According to Kubby, the group has about $10,000 in its campaign coffers. The big donors associated with Prop 215 in 1996 and last year's failed Prop 19 aren’t donating right now, Kubby said. (In 2010, about 46 percent of California voters approved the tax and regulate pot initiative, which ultimately failed by about 345,000 votes.)
So Tax Marijuana 2012 is taking a different tack in fund-raising. The group plans to hold its first fundraiser (.pdf) on September 1 in Newport Beach, with the intention of tapping funds in conservative Orange County.
“There's a lot of high net worth people that we're going to be talking to,” Kubby said.
However, just what these high-rollers will be donating to remains in flux.
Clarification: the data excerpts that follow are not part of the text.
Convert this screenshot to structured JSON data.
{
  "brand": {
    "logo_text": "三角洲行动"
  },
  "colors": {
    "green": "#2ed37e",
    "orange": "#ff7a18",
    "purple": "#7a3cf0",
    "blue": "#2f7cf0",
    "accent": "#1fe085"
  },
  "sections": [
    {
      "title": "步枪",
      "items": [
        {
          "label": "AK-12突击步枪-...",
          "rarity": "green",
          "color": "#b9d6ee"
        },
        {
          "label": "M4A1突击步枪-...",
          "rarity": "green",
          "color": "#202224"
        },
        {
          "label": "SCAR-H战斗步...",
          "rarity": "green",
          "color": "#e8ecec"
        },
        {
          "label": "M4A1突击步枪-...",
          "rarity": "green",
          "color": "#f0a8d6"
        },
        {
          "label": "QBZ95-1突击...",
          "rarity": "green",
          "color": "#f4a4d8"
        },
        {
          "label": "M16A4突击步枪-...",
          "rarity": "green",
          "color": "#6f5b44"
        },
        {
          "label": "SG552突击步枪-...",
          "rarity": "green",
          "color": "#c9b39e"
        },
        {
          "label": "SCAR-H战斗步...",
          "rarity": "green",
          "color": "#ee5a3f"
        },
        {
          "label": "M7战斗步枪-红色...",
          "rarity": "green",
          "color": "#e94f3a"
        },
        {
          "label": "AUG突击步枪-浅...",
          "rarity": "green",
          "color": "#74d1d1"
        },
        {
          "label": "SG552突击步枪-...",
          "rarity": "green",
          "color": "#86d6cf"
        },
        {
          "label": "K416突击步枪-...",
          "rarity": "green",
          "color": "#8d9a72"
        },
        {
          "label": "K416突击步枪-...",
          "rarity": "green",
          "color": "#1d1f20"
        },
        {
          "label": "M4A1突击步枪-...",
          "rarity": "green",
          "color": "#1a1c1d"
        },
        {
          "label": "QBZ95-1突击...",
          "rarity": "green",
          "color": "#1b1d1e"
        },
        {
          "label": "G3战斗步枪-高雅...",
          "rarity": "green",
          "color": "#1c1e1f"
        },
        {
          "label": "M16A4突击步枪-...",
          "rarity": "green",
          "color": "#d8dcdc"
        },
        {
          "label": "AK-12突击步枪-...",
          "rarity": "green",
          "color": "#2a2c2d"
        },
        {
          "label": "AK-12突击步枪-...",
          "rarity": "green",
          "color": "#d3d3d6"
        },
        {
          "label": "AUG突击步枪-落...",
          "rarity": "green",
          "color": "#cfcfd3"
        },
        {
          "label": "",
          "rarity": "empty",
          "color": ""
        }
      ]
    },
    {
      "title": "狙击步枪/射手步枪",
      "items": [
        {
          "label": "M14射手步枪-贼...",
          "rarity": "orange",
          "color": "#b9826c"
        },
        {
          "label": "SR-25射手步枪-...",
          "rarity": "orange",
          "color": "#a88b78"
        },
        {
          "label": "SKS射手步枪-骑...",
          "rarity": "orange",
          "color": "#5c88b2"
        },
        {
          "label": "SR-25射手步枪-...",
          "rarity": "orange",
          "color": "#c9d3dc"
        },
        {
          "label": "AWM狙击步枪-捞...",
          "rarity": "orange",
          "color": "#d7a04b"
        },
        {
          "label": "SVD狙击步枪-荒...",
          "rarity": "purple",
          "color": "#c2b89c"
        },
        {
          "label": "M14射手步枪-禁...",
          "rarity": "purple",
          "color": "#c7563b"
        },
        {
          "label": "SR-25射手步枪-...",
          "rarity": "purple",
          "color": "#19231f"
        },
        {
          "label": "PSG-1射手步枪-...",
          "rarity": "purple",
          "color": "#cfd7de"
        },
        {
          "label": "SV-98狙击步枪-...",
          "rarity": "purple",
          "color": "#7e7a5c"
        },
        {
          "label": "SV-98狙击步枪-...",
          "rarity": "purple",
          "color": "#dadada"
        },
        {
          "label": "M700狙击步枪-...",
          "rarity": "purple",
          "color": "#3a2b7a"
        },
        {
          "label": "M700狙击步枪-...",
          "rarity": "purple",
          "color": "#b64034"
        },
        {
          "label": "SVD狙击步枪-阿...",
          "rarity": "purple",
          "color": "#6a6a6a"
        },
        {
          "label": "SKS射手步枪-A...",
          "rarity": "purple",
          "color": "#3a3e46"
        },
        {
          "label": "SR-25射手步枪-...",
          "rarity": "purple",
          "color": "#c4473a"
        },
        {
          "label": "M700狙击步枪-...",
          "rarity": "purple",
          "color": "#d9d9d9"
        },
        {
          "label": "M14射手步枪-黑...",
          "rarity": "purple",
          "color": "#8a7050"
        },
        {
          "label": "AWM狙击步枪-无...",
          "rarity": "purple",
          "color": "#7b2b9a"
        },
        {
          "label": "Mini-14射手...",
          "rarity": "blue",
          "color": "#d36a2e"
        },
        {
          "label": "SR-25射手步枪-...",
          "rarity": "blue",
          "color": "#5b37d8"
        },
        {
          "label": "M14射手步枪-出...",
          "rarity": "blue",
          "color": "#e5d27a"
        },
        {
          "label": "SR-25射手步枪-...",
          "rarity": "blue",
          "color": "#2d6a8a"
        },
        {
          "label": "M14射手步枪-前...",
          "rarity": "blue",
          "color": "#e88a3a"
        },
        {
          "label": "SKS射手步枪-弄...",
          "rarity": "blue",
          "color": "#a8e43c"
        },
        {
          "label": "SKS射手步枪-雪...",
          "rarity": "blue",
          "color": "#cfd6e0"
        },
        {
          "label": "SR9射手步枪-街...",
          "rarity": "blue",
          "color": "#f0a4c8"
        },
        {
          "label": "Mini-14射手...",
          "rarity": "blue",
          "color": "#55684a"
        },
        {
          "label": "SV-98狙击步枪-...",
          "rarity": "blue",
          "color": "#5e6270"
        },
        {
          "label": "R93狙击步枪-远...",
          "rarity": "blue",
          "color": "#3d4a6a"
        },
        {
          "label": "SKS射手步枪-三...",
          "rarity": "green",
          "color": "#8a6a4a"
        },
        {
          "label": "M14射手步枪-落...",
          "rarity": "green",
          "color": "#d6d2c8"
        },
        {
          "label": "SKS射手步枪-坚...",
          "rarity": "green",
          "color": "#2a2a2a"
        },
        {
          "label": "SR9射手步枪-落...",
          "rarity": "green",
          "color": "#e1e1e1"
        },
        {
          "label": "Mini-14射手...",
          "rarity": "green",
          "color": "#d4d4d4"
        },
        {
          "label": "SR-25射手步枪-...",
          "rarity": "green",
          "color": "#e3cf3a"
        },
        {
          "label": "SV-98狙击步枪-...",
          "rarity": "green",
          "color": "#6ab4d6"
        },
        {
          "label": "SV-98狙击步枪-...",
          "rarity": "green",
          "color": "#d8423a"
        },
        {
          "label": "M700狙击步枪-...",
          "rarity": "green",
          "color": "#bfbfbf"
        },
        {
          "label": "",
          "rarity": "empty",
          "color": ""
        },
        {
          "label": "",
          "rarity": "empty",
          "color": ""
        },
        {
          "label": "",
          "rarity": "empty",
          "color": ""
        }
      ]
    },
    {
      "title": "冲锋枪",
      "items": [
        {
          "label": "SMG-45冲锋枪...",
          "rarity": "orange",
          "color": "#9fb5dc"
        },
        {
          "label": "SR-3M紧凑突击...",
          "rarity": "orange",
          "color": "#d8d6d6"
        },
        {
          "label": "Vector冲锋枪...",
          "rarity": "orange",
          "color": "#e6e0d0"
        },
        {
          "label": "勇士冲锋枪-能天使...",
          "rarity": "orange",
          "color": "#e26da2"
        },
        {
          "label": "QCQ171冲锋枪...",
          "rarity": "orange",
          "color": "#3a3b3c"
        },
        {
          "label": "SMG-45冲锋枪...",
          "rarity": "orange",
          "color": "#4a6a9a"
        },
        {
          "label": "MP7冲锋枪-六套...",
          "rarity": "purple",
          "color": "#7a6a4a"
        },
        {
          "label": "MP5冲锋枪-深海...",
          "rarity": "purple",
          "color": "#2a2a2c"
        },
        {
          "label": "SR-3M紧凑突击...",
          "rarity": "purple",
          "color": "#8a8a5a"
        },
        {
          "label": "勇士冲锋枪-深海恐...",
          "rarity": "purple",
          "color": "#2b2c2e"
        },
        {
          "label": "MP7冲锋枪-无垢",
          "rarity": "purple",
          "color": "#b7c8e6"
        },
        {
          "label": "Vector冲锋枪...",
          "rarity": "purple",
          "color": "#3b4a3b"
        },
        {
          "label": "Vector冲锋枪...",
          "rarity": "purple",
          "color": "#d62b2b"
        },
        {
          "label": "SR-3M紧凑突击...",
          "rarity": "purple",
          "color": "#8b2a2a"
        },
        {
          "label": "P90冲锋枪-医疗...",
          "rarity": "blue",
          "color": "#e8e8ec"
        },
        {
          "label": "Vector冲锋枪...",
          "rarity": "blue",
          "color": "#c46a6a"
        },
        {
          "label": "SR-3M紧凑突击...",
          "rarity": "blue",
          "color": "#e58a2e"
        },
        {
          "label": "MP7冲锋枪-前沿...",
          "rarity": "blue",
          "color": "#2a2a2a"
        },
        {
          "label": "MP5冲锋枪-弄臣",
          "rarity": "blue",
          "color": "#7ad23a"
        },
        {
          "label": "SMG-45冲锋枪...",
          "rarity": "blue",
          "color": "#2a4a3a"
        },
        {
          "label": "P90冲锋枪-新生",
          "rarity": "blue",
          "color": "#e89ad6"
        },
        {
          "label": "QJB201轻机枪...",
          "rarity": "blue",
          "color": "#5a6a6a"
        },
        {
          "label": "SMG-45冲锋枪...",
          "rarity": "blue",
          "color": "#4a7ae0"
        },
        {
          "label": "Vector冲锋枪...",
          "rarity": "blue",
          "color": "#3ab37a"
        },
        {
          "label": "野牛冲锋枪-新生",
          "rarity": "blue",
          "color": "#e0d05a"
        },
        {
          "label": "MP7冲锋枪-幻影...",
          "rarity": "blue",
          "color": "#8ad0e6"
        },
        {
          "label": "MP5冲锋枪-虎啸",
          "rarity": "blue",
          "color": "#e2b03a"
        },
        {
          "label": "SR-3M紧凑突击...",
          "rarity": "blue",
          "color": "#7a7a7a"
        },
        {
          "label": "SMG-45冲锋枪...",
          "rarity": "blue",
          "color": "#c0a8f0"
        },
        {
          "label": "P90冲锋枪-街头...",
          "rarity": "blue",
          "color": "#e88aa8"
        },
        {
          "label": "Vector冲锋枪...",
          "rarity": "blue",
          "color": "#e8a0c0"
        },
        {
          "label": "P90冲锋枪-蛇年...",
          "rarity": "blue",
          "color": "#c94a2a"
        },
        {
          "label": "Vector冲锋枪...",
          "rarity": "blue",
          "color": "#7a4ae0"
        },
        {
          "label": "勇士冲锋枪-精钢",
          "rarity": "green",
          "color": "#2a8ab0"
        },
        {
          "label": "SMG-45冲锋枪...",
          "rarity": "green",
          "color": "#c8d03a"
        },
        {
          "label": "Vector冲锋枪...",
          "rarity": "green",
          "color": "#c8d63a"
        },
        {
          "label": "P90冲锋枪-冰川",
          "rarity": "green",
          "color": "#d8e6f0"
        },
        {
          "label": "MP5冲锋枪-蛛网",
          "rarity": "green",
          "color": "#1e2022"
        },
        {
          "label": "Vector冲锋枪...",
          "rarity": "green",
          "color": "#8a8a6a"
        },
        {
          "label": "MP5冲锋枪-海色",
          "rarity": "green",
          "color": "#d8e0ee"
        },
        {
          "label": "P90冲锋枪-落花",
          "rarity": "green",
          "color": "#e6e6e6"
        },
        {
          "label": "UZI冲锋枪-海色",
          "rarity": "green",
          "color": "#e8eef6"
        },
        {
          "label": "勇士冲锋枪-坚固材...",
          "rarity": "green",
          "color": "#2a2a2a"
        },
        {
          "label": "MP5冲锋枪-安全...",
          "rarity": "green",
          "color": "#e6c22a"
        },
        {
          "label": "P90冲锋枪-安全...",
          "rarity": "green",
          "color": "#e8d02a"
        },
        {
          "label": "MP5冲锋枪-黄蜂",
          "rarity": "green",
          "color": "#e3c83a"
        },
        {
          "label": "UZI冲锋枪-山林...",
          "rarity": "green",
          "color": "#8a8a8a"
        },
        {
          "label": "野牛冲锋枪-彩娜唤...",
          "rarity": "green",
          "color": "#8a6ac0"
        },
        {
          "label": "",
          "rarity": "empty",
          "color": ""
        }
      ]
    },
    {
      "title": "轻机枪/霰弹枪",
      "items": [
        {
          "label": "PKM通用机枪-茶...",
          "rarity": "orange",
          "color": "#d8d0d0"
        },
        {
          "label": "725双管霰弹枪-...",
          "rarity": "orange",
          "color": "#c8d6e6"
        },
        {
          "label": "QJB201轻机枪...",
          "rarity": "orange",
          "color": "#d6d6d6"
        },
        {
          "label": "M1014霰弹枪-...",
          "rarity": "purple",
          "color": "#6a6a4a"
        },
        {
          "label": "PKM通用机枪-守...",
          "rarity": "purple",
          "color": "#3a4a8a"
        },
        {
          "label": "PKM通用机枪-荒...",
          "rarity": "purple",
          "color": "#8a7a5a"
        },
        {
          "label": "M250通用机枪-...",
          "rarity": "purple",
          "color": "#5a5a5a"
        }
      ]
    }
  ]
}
Tax Marijuana 2012 attorneys are currently redrafting their wording to better specify the new pot-regulating powers of the state's Department of Alcoholic Beverage Control. The latest draft is available online, and while the spirit of the act is clear, the details remain vague.
It calls for pot industry fees and regulations “using the grape and wine industry as an example” — wording that Kubby acknowledges is not very explicit.
As it reads now, the initiative also would decriminalize pot from seed to sale and subject it to sales tax. Small, non-commercial grows of up to 25 indoor plants and twelve outdoor plants would be exempt from commercial regulations, just as home-brewers are exempt from state alcohol regulations. There's also no weight limits on how much pot an individual can possess, and a clause that bars local police from enforcing federal marijuana law.
Going back to the drawing board is part of a bigger plan, Kubby said. “This feedback tells us what changes we need to make,” he said of the state officials’ decision to remove the word “regulate” from the title — at least for now. “It was a learning experience for us.”
The true make-or-break moment for Tax Marijuana 2012, he said, will come by perhaps the end of November this year. “If we don't have six figures in the bank December 1, you're not going to take us very seriously,” he said.